5. A mold closing swing arm with a safety component as described in claim 1, characterized in that, The side of the swing arm body (1) is provided with a first positioning hole (13), the side of the connecting block (2) is provided with a second positioning hole (14), and the outer wall of the safety pin is provided with a first positioning groove (15) and a second positioning groove (16) that are respectively matched with the first positioning hole (13) and the second positioning hole (14). A first fastening member and a second fastening member are respectively installed in the first positioning hole (13) and the second positioning hole (14), and the ends of the first fastening member and the second fastening member are respectively embedded in the first positioning groove (15) and the second positioning groove (16).

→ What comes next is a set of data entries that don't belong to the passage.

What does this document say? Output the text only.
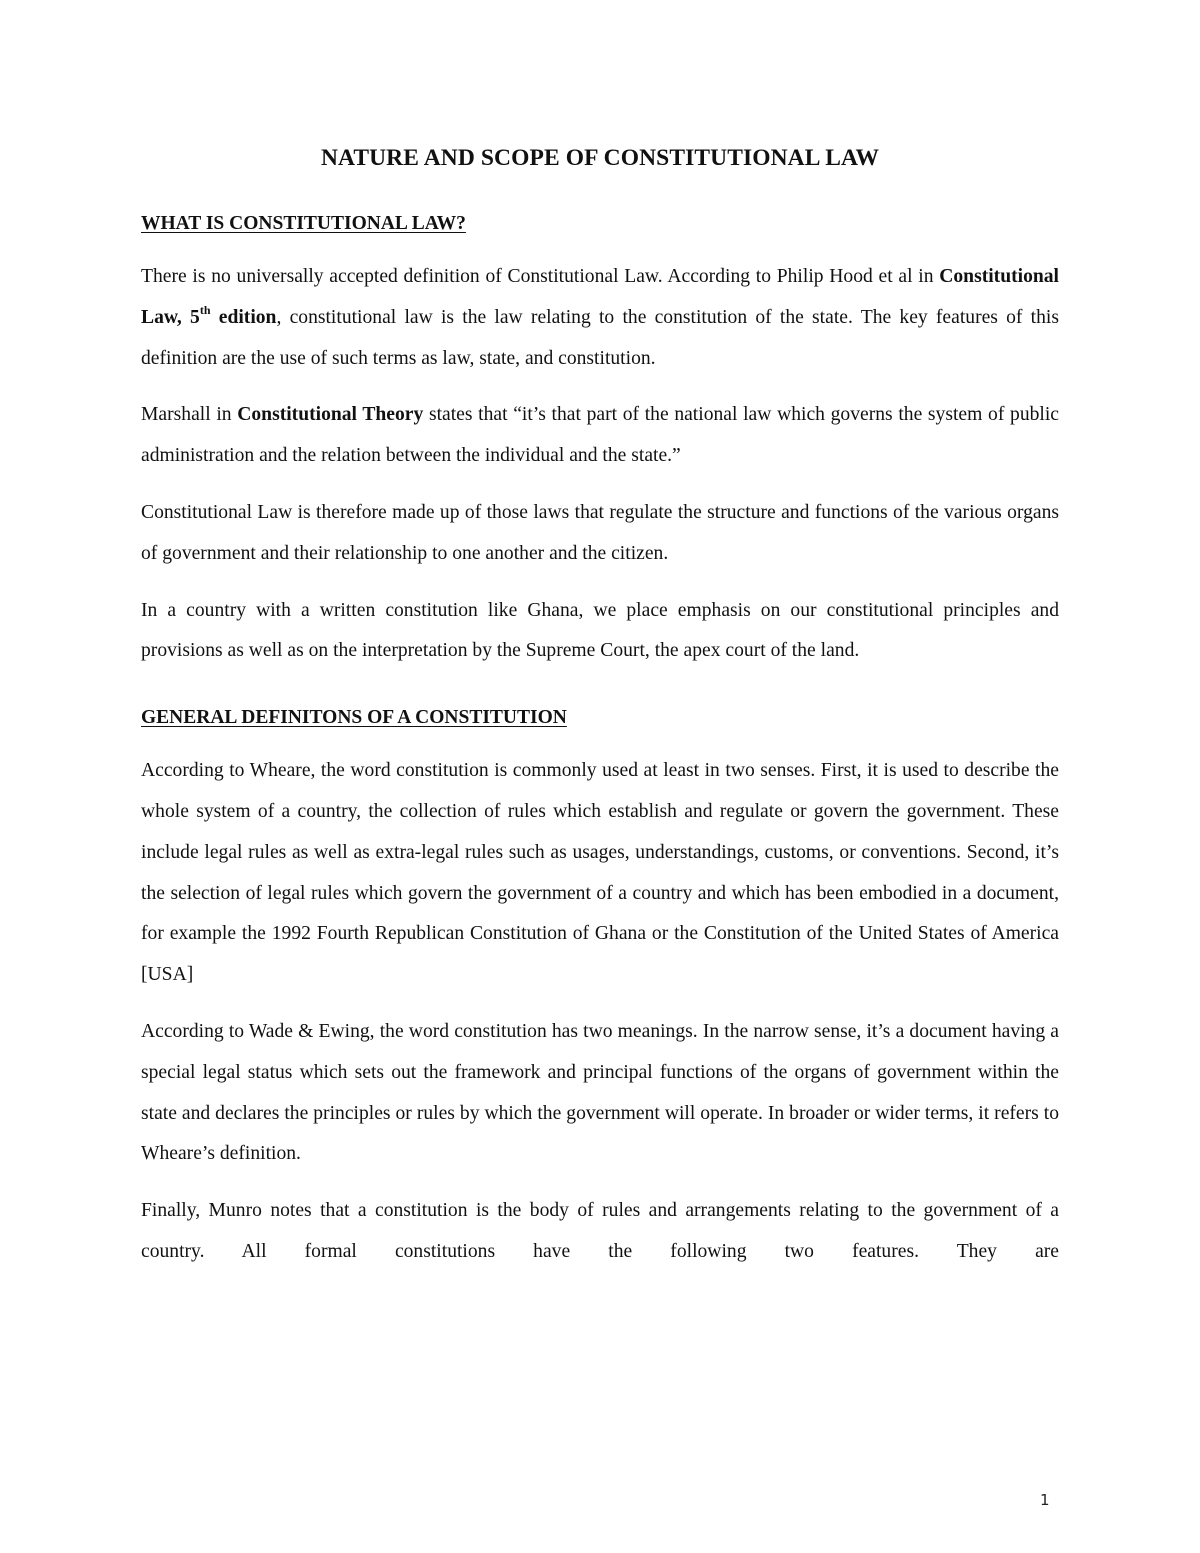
NATURE AND SCOPE OF CONSTITUTIONAL LAW
WHAT IS CONSTITUTIONAL LAW?

There is no universally accepted definition of Constitutional Law. According to Philip Hood et al in Constitutional Law, 5th edition, constitutional law is the law relating to the constitution of the state. The key features of this definition are the use of such terms as law, state, and constitution.

Marshall in Constitutional Theory states that “it’s that part of the national law which governs the system of public administration and the relation between the individual and the state.”

Constitutional Law is therefore made up of those laws that regulate the structure and functions of the various organs of government and their relationship to one another and the citizen.

In a country with a written constitution like Ghana, we place emphasis on our constitutional principles and provisions as well as on the interpretation by the Supreme Court, the apex court of the land.

GENERAL DEFINITONS OF A CONSTITUTION

According to Wheare, the word constitution is commonly used at least in two senses. First, it is used to describe the whole system of a country, the collection of rules which establish and regulate or govern the government. These include legal rules as well as extra-legal rules such as usages, understandings, customs, or conventions. Second, it’s the selection of legal rules which govern the government of a country and which has been embodied in a document, for example the 1992 Fourth Republican Constitution of Ghana or the Constitution of the United States of America [USA]

According to Wade & Ewing, the word constitution has two meanings. In the narrow sense, it’s a document having a special legal status which sets out the framework and principal functions of the organs of government within the state and declares the principles or rules by which the government will operate. In broader or wider terms, it refers to Wheare’s definition.

Finally, Munro notes that a constitution is the body of rules and arrangements relating to the government of a country. All formal constitutions have the following two features. They are

1
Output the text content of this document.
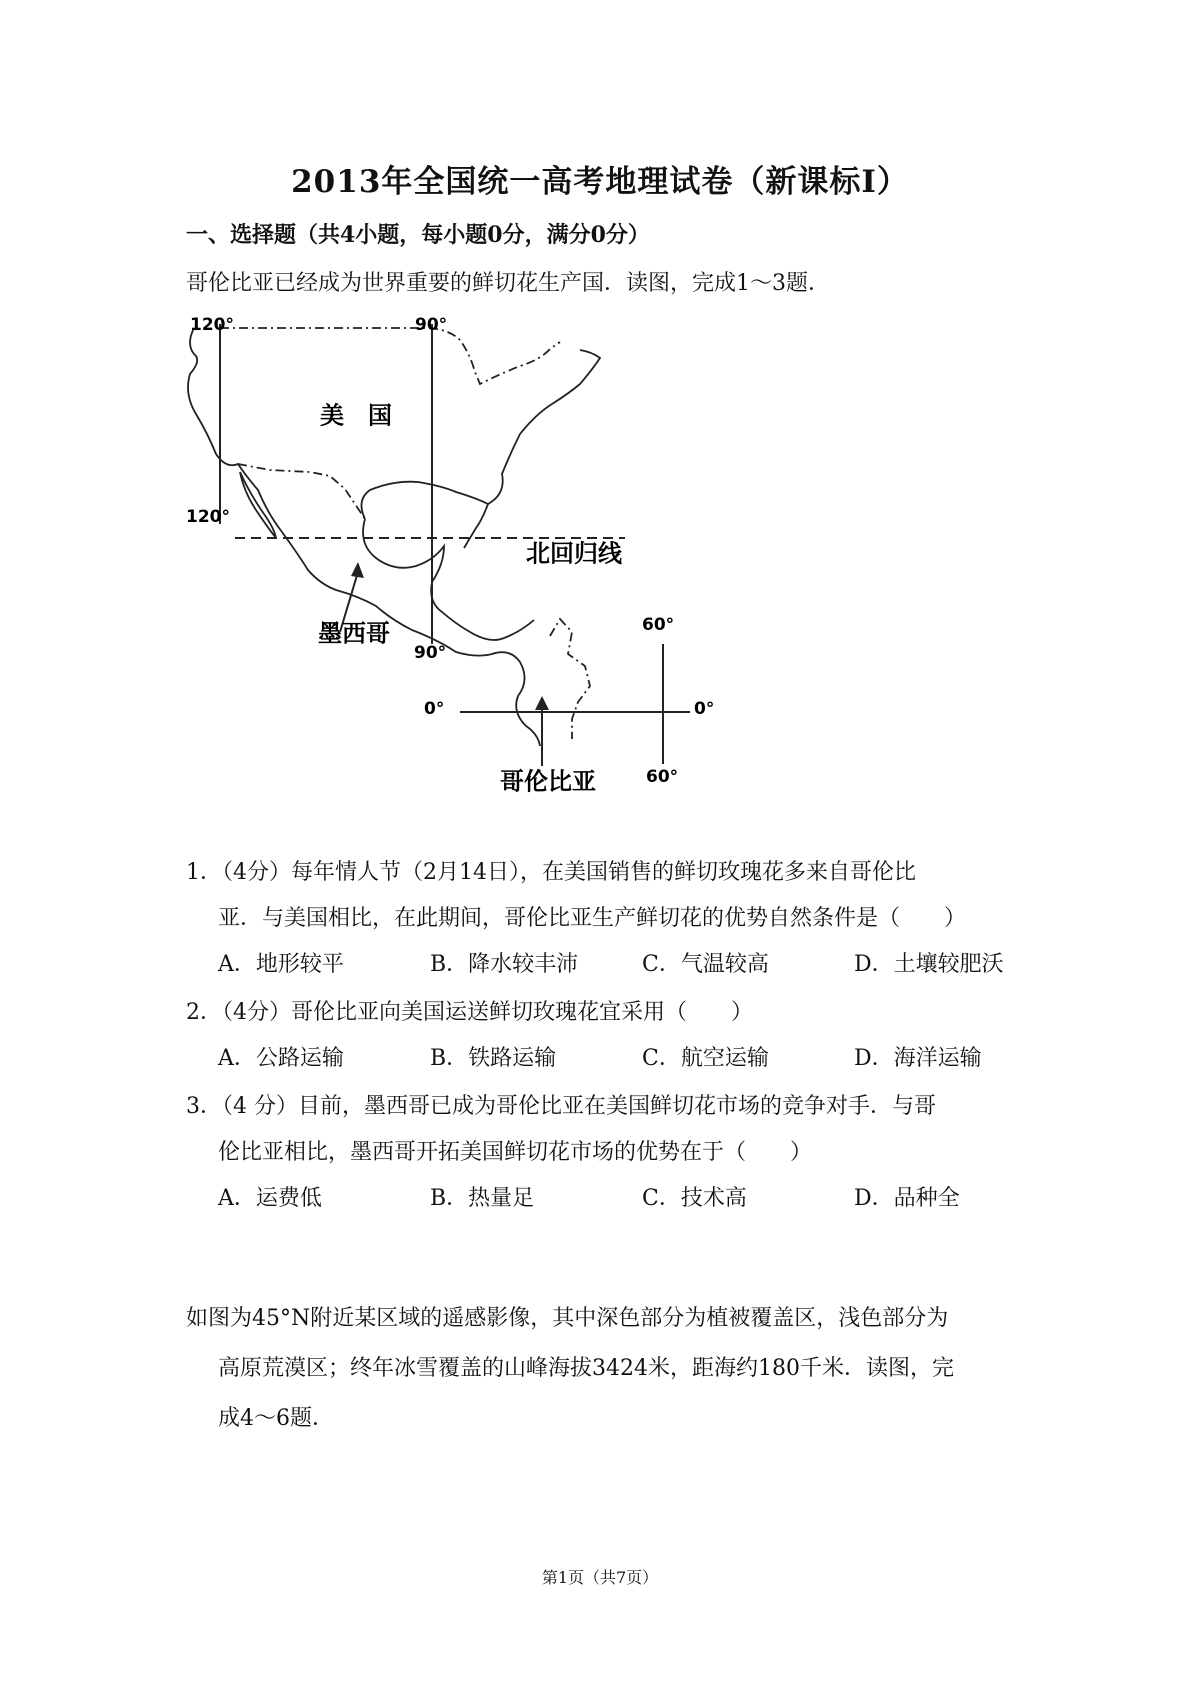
2013年全国统一高考地理试卷（新课标Ⅰ）
一、选择题（共4小题，每小题0分，满分0分）
哥伦比亚已经成为世界重要的鲜切花生产国．读图，完成1～3题．
120°	90°
120°
90°
60°
60°
0°	0°
美　国
北回归线
墨西哥
哥伦比亚
1．（4分）每年情人节（2月14日），在美国销售的鲜切玫瑰花多来自哥伦比
亚．与美国相比，在此期间，哥伦比亚生产鲜切花的优势自然条件是（　　）
A．地形较平	B．降水较丰沛	C．气温较高	D．土壤较肥沃
2．（4分）哥伦比亚向美国运送鲜切玫瑰花宜采用（　　）
A．公路运输	B．铁路运输	C．航空运输	D．海洋运输
3．（4 分）目前，墨西哥已成为哥伦比亚在美国鲜切花市场的竞争对手．与哥
伦比亚相比，墨西哥开拓美国鲜切花市场的优势在于（　　）
A．运费低	B．热量足	C．技术高	D．品种全
如图为45°N附近某区域的遥感影像，其中深色部分为植被覆盖区，浅色部分为
高原荒漠区；终年冰雪覆盖的山峰海拔3424米，距海约180千米．读图，完
成4～6题．
第1页（共7页）
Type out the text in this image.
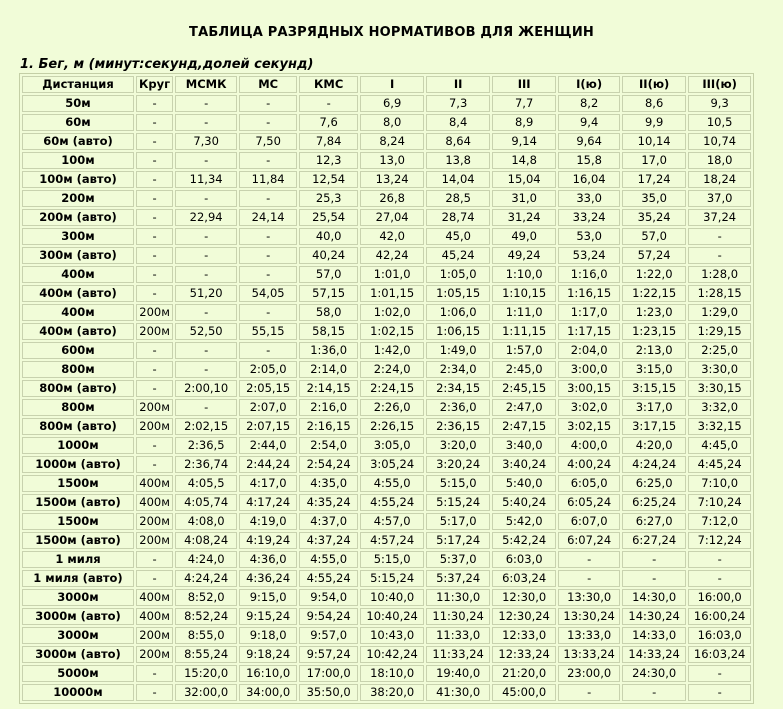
ТАБЛИЦА РАЗРЯДНЫХ НОРМАТИВОВ ДЛЯ ЖЕНЩИН
1. Бег, м (минут:секунд,долей секунд)
Дистанция	Круг	МСМК	МС	КМС	I	II	III	I(ю)	II(ю)	III(ю)
50м	-	-	-	-	6,9	7,3	7,7	8,2	8,6	9,3
60м	-	-	-	7,6	8,0	8,4	8,9	9,4	9,9	10,5
60м (авто)	-	7,30	7,50	7,84	8,24	8,64	9,14	9,64	10,14	10,74
100м	-	-	-	12,3	13,0	13,8	14,8	15,8	17,0	18,0
100м (авто)	-	11,34	11,84	12,54	13,24	14,04	15,04	16,04	17,24	18,24
200м	-	-	-	25,3	26,8	28,5	31,0	33,0	35,0	37,0
200м (авто)	-	22,94	24,14	25,54	27,04	28,74	31,24	33,24	35,24	37,24
300м	-	-	-	40,0	42,0	45,0	49,0	53,0	57,0	-
300м (авто)	-	-	-	40,24	42,24	45,24	49,24	53,24	57,24	-
400м	-	-	-	57,0	1:01,0	1:05,0	1:10,0	1:16,0	1:22,0	1:28,0
400м (авто)	-	51,20	54,05	57,15	1:01,15	1:05,15	1:10,15	1:16,15	1:22,15	1:28,15
400м	200м	-	-	58,0	1:02,0	1:06,0	1:11,0	1:17,0	1:23,0	1:29,0
400м (авто)	200м	52,50	55,15	58,15	1:02,15	1:06,15	1:11,15	1:17,15	1:23,15	1:29,15
600м	-	-	-	1:36,0	1:42,0	1:49,0	1:57,0	2:04,0	2:13,0	2:25,0
800м	-	-	2:05,0	2:14,0	2:24,0	2:34,0	2:45,0	3:00,0	3:15,0	3:30,0
800м (авто)	-	2:00,10	2:05,15	2:14,15	2:24,15	2:34,15	2:45,15	3:00,15	3:15,15	3:30,15
800м	200м	-	2:07,0	2:16,0	2:26,0	2:36,0	2:47,0	3:02,0	3:17,0	3:32,0
800м (авто)	200м	2:02,15	2:07,15	2:16,15	2:26,15	2:36,15	2:47,15	3:02,15	3:17,15	3:32,15
1000м	-	2:36,5	2:44,0	2:54,0	3:05,0	3:20,0	3:40,0	4:00,0	4:20,0	4:45,0
1000м (авто)	-	2:36,74	2:44,24	2:54,24	3:05,24	3:20,24	3:40,24	4:00,24	4:24,24	4:45,24
1500м	400м	4:05,5	4:17,0	4:35,0	4:55,0	5:15,0	5:40,0	6:05,0	6:25,0	7:10,0
1500м (авто)	400м	4:05,74	4:17,24	4:35,24	4:55,24	5:15,24	5:40,24	6:05,24	6:25,24	7:10,24
1500м	200м	4:08,0	4:19,0	4:37,0	4:57,0	5:17,0	5:42,0	6:07,0	6:27,0	7:12,0
1500м (авто)	200м	4:08,24	4:19,24	4:37,24	4:57,24	5:17,24	5:42,24	6:07,24	6:27,24	7:12,24
1 миля	-	4:24,0	4:36,0	4:55,0	5:15,0	5:37,0	6:03,0	-	-	-
1 миля (авто)	-	4:24,24	4:36,24	4:55,24	5:15,24	5:37,24	6:03,24	-	-	-
3000м	400м	8:52,0	9:15,0	9:54,0	10:40,0	11:30,0	12:30,0	13:30,0	14:30,0	16:00,0
3000м (авто)	400м	8:52,24	9:15,24	9:54,24	10:40,24	11:30,24	12:30,24	13:30,24	14:30,24	16:00,24
3000м	200м	8:55,0	9:18,0	9:57,0	10:43,0	11:33,0	12:33,0	13:33,0	14:33,0	16:03,0
3000м (авто)	200м	8:55,24	9:18,24	9:57,24	10:42,24	11:33,24	12:33,24	13:33,24	14:33,24	16:03,24
5000м	-	15:20,0	16:10,0	17:00,0	18:10,0	19:40,0	21:20,0	23:00,0	24:30,0	-
10000м	-	32:00,0	34:00,0	35:50,0	38:20,0	41:30,0	45:00,0	-	-	-
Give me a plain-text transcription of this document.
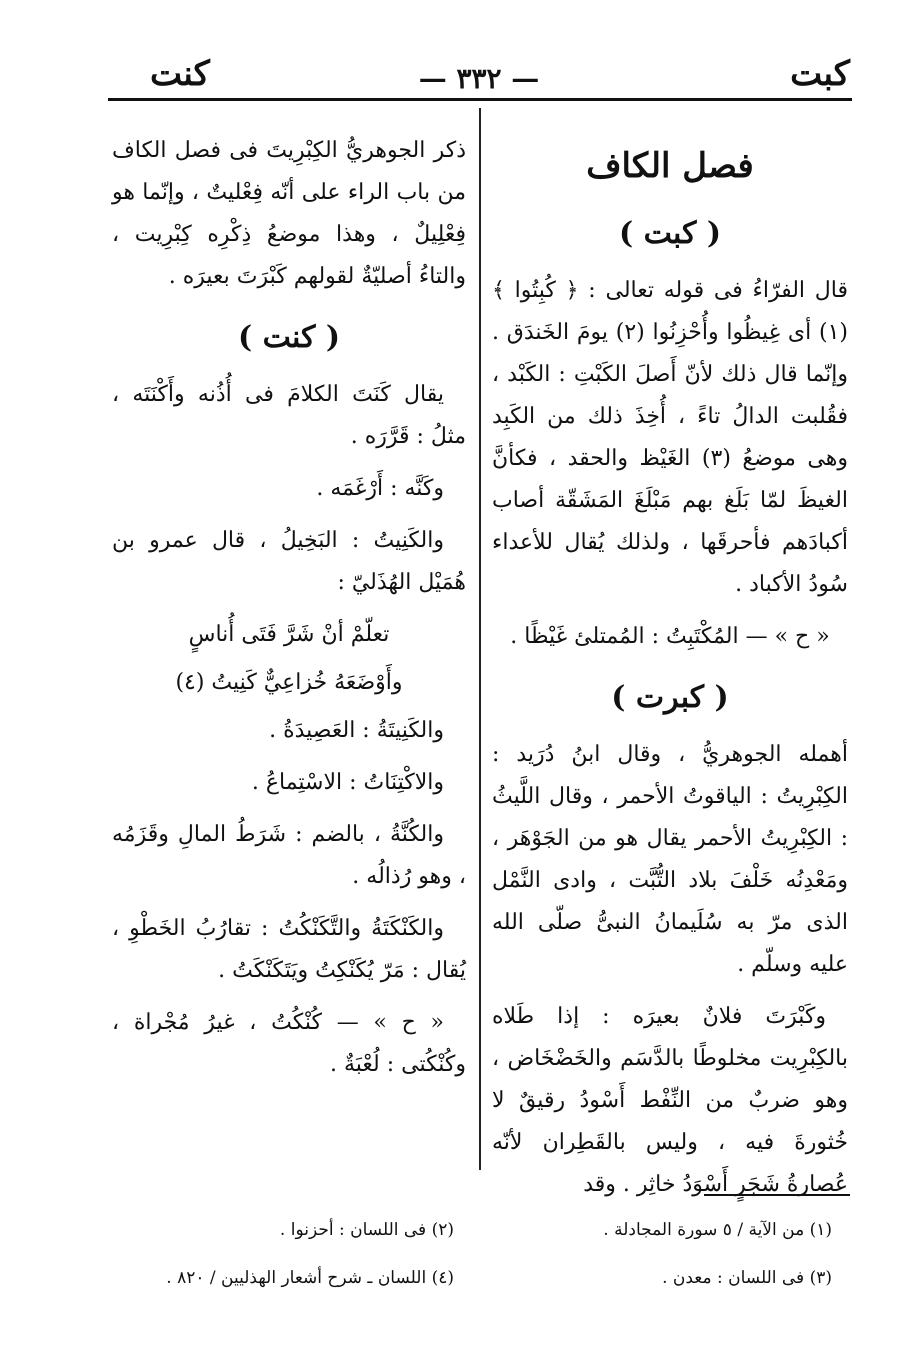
كبت
— ٣٣٢ —
كنت
فصل الكاف
( كبت )

قال الفرّاءُ فى قوله تعالى : ﴿ كُبِتُوا ﴾ (١) أى غِيظُوا وأُحْزِنُوا (٢) يومَ الخَندَق . وإنّما قال ذلك لأنّ أَصلَ الكَبْتِ : الكَبْد ، فقُلبت الدالُ تاءً ، أُخِذَ ذلك من الكَبِد وهى موضعُ (٣) الغَيْظ والحقد ، فكأنَّ الغيظَ لمّا بَلَغ بهم مَبْلَغَ المَشَقّة أصاب أكبادَهم فأحرقَها ، ولذلك يُقال للأعداء سُودُ الأكباد .

« ح » — المُكْتَبِتُ : المُمتلئ غَيْظًا .

( كبرت )

أهمله الجوهريُّ ، وقال ابنُ دُرَيد : الكِبْرِيتُ : الياقوتُ الأحمر ، وقال اللَّيثُ : الكِبْرِيتُ الأحمر يقال هو من الجَوْهَر ، ومَعْدِنُه خَلْفَ بلاد التُّبَّت ، وادى النَّمْل الذى مرّ به سُلَيمانُ النبىُّ صلّى الله عليه وسلّم .

وكَبْرَتَ فلانٌ بعيرَه : إذا طَلاه بالكِبْرِيت مخلوطًا بالدَّسَم والخَضْخَاض ، وهو ضربٌ من النِّفْط أَسْودُ رقيقٌ لا خُثورةَ فيه ، وليس بالقَطِران لأنّه عُصارةُ شَجَرٍ أَسْوَدُ خاثِر . وقد

ذكر الجوهريُّ الكِبْرِيتَ فى فصل الكاف من باب الراء على أنّه فِعْليتٌ ، وإنّما هو فِعْلِيلٌ ، وهذا موضعُ ذِكْرِه كِبْرِيت ، والتاءُ أصليّةٌ لقولهم كَبْرَتَ بعيرَه .

( كنت )

يقال كَنَتَ الكلامَ فى أُذُنه وأَكْنَتَه ، مثلُ : قَرَّرَه .

وكَنَّه : أَرْغَمَه .

والكَنِيتُ : البَخِيلُ ، قال عمرو بن هُمَيْل الهُذَليّ :

تعلّمْ أنْ شَرَّ فَتَى أُناسٍ
وأَوْضَعَهُ خُزاعِيٌّ كَنِيتُ (٤)

والكَنِيتَةُ : العَصِيدَةُ .

والاكْتِنَاتُ : الاسْتِماعُ .

والكُنَّةُ ، بالضم : شَرَطُ المالِ وقَزَمُه ، وهو رُذالُه .

والكَنْكَتَةُ والتَّكَنْكُتُ : تقارُبُ الخَطْوِ ، يُقال : مَرّ يُكَنْكِتُ ويَتَكَنْكَتُ .

« ح » — كُنْكُتُ ، غيرُ مُجْراة ، وكُنْكُتى : لُعْبَةٌ .

(١) من الآية / ٥ سورة المجادلة .
(٢) فى اللسان : أحزنوا .
(٣) فى اللسان : معدن .
(٤) اللسان ـ شرح أشعار الهذليين / ٨٢٠ .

6. A mold closing swing arm with a safety component as described in claim 5, characterized in that, Both the first and second fastening components are screws, and both the first positioning hole (13) and the second positioning hole (14) are screw holes that mate with the screws.
7. A mold closing swing arm with a safety component as described in claim 1, characterized in that, The bottom of the connecting block (2) is hinged to the swing arm body (1) via a pin (17).